Spinal Muscular Atrophy: A 13-month-old baby is fighting a disease that can be fatal if not treated on time. The name of this child is Kanav Jangra. Kanav is suffering from a rare genetic disease called spinal muscular atrophy. The treatment of this disease is very expensive. This is the reason why many children die due to a lack of treatment. There is only one way to avoid spinal muscular atrophy and that is an injection named Zolgensma, which costs Rs 18 crore. 18 crore is such a huge amount that it is difficult for a common man to bear this much expenditure. This is the reason why Kanav's parents are making every possible effort to save their child.
Kanav's mother told during an interview that when her child was 3 months old, he did not get up and sit like other children. Now the situation has become such that Kanav's legs have completely stopped supporting him. If the matter continues like this, then day by day Kanav's condition will go on deteriorate and it will be difficult for him to survive. At present, a large number of people and social organizations are engaged in helping Kanav's parents and are trying to raise an amount of 18 crores.
What is spinal muscular atrophy?
Spinal muscular atrophy (SMA) is a genetic disease that specifically damages nerve cells in the brain and spinal cord (motor neurons). Motor neurons control movements of the arms, legs, chest, throat, face and tongue as well as muscle movements such as walking, speaking, swallowing and breathing. This disease is so dangerous that if the treatment is not received on time, the life of the victim can also be lost. The most common form of SMA is caused by a mutated or missing gene. This is known as Survival Motor Neuron Gene 1 (SMN1). It usually works for the production of essential proteins for motor neurons.
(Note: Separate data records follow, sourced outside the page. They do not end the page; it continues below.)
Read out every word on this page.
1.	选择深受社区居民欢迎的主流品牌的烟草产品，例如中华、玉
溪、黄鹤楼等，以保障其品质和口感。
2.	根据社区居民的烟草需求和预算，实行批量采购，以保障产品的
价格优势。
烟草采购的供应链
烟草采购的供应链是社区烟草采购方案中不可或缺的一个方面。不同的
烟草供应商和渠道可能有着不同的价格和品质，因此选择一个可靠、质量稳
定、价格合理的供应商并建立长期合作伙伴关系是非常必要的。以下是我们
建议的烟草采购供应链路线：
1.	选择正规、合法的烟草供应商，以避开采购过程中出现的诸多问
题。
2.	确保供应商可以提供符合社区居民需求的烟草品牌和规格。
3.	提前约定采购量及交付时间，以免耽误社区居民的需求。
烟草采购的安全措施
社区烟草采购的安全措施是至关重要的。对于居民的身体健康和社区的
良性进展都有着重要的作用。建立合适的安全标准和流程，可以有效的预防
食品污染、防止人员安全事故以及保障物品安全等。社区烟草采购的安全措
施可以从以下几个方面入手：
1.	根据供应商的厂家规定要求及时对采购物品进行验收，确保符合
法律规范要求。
Symptoms of spinal muscular atrophy
Children who have spinal muscular atrophy type-1 disease. His muscles become very weak and cannot do normal activities. There is a lack of water in the body of the children suffering from this disease and they also start feeling difficulty in breathing. Let us know what are the symptoms of spinal muscular atrophy.
1. Weakness of arms and legs
2. Difficulty in movement
3. Difficulty getting up and down, crawling or walking
4. Muscle tremors
5. Bone and joint problems, such as an abnormally curved spine
6. Swallowing problems
7. Difficulty in breathing
Types of spinal muscular atrophy
There are many types of spinal muscular atrophy disease, which arise at different ages. Some types pose more danger than others. There are 4 types of spinal muscular atrophy...
Type 1 - occurs in babies less than 6 months of age and is considered the most severe.
Type 2 - develops in children aged 7 to 18 months. This type is less severe than type 1.
Type 3 - appears after the age of 18 months. This type of disease is the least serious type affecting children.
Type 4 - It affects adults and causes mild problems.
How dangerous is this disease?
Spinal muscular atrophy type-1 is a very dangerous disease. Without treatment, many affected children die before the age of 2 years. Children can still sit without support, but it becomes difficult for them to stand or walk without support.